In 17 games with the Las Vegas Raiders in 2022, Hollins recorded career-highs across the board with 57 receptions on 94 targets for 690 receiving yards and 4 touchdowns per PFR.
WR Darius Slayton
In addition to a big-bodied possession receiver, the Ravens could use more speed at the position as well, especially on the perimeter. Slayton can provide just that and has solid potential as a No. 2 or No. 3 option on the depth chart depending on what the team does in the draft as well.
He can take the top off opposing defenses with impressive vertical speed and has been consistently productive with over 720 receiving yards and an average of 15 or more yards in three of his first four years in the league according to PFR.

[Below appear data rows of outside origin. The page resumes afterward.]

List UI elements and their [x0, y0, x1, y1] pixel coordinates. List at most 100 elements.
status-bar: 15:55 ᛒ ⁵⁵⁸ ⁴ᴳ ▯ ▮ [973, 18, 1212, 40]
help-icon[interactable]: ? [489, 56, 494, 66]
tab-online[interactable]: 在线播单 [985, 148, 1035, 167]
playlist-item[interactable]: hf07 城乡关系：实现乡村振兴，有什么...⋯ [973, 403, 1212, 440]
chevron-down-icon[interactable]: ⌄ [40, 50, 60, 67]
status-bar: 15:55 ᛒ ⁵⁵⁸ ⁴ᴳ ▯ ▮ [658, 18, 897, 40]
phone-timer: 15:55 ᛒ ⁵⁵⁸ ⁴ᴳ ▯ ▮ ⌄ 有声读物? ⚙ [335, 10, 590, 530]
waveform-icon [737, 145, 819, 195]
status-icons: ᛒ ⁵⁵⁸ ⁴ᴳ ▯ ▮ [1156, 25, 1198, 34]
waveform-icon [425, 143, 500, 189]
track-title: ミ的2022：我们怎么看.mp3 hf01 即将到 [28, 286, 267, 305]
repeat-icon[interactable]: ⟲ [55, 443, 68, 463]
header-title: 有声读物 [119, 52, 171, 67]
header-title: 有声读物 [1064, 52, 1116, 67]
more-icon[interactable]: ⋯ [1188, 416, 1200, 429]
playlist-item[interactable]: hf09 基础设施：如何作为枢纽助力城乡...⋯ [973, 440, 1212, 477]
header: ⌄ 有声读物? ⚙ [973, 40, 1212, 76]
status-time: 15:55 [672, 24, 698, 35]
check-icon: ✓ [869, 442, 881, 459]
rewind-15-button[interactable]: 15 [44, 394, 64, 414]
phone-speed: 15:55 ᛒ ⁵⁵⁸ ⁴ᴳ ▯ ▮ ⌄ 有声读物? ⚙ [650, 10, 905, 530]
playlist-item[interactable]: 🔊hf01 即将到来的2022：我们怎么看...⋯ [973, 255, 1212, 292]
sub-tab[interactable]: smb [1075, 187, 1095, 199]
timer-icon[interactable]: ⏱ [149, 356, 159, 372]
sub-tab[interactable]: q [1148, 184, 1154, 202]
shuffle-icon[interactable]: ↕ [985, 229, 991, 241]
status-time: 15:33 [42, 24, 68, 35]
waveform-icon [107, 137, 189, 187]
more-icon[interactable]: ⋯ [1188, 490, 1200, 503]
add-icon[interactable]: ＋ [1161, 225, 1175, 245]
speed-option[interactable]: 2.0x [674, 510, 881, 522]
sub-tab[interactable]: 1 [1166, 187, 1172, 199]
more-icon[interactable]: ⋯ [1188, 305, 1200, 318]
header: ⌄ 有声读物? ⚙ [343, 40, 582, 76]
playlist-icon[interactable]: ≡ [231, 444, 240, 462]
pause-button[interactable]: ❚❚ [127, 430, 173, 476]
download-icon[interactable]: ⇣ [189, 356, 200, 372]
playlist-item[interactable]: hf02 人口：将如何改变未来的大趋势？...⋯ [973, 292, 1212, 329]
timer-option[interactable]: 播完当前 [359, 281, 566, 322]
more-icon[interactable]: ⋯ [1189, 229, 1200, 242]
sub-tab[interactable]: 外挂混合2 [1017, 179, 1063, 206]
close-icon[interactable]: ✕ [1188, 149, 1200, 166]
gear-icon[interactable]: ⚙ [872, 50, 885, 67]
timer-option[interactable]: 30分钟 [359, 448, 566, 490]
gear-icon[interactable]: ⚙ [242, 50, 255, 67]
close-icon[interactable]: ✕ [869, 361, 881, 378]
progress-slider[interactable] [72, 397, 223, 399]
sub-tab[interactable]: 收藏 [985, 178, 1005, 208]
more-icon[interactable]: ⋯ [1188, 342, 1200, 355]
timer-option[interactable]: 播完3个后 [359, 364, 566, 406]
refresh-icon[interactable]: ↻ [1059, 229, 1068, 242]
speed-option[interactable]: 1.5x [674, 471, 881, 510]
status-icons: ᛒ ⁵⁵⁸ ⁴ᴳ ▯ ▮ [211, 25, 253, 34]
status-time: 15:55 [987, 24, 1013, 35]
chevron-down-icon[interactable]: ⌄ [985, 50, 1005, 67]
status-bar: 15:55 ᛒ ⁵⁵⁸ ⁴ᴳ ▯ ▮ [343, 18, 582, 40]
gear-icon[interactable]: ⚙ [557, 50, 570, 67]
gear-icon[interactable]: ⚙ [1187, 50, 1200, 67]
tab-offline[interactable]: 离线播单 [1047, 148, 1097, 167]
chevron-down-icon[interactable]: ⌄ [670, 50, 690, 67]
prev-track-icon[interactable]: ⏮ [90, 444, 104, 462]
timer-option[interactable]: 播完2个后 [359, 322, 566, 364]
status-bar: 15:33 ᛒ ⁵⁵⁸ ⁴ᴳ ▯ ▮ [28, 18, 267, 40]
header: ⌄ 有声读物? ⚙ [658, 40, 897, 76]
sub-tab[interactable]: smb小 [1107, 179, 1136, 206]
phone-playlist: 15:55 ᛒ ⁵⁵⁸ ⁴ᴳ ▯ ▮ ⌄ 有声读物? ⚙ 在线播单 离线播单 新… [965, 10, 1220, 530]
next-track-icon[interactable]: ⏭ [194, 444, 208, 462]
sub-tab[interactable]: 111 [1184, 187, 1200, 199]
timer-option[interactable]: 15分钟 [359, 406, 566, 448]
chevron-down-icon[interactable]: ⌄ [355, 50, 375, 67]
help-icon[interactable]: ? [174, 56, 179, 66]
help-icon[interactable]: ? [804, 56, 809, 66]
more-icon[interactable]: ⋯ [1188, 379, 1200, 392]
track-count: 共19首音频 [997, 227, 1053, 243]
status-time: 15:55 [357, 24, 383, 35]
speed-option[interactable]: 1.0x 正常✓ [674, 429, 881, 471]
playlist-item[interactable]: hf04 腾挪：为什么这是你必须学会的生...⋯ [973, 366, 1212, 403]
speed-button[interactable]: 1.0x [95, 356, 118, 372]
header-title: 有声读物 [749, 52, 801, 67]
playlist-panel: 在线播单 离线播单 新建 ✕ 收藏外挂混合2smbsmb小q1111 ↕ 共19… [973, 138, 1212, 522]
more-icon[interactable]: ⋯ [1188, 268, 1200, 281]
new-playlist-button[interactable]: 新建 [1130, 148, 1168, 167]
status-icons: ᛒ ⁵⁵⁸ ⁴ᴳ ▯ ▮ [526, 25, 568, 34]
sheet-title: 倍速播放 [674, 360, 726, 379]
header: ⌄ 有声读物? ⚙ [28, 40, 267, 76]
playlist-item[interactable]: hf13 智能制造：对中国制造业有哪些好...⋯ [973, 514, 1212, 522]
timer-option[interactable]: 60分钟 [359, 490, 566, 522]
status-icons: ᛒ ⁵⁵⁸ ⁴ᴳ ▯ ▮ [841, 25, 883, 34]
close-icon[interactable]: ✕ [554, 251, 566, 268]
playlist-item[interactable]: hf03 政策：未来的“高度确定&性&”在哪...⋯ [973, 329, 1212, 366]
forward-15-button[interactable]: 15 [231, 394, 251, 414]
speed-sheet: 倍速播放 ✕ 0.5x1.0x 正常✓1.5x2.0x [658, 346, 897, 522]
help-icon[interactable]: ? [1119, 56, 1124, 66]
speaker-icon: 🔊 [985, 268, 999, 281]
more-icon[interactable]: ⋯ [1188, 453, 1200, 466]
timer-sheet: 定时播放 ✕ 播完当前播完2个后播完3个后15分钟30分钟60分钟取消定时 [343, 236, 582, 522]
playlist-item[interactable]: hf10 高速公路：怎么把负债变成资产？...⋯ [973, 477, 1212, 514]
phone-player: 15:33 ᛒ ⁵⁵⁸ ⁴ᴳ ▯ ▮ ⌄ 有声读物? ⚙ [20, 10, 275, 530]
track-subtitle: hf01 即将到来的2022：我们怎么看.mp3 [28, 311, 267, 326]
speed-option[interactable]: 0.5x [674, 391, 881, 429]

Slayton is only slated to command an average annual salary of just $3.5 million per spotrac which is a solid bargain for what he brings to the table and the potential impact he can have for the foreseeable future at just 26 years old.
WR Parris Campbell
After struggling mightily to get and stay on the field due to injuries in his first three seasons, the former second-round pick of the Indianapolis Colts finally managed to play a full season and showed some flashes of the playmaking threat he was envisioned to be coming into the league.
In 2022, Campbell appeared in all 17 games, made 16 starts, and set new career highs in targets (91), receptions (63), receiving yards (623), and touchdowns (3) according to PFR.
Like Slayton, he also possesses blazing speed that he can use to stretch the field vertically yet is only expected to garner an average annual salary of just $2.5 million per spotrac. That would look like a great value signing if he were to be signed and continue to stay healthy,
RB Justice Hill
Despite coming off his best season to date where he set career highs in both rushing yards (262) and yards per attempt (5.3), the Ravens’ fourth-round pick in 2019 likely won’t have a robust market or command much more than the veteran minimum.
He may decide to go elsewhere to be a part of a regular rotation but he is likely very valuable to the Ravens as a nice change of pace back that runs with underrated power as well as a core special teams contributor. His vision, footwork, and burst looked very well last season for a player coming off a torn Achilles that knocked him out of commission for all of 2021.
RB Kenyan Drake
The seven-year veteran stepped up and performed well when the Ravens called his number and made him their bell cow when their top two backs were out or ailing. He had a pair of 100-plus yard games from scrimmage that included a season-high 119 yards on the ground against the Giants.
Luckily for the Ravens, he also won’t likely command a hefty asking price on the open market and could probably be had for a contract under $2 million given his position, age, and lack of eye-popping production.
RB Samaje Perine
The six-year veteran hasn’t had a featured role in an offense since his rookie year with the Washington Commanders in 2017 but has managed to make a name and find a niche for himself as one of the best third-down backs in the league.
Whether it’s as a receiver out of the backfield or staying behind to pick up a blitzer, Perine is a nice asset that can be had for just a mere average annual salary of just $3 million per spotrac.
According to PFR, in 2022 with the Bengals, he recorded his most scrimmage yards since his rookie season with 681 and 6 total touchdowns.
OG Will Hernandez
The 27-year-old former second pick of the Giants who most recently played for the Arizona Cardinals is one of many solid replacement-level options that the Ravens can and probably will bring in to compete with 2021 third-rounder Ben Cleveland for the starting left guard spot. Hernadez has started 69 of his 75 career games including all 13 that he appeared in with the Cardinals in 2022 per PFR. The team will likely add a rookie or two in the draft and undrafted free agency to the mix as well.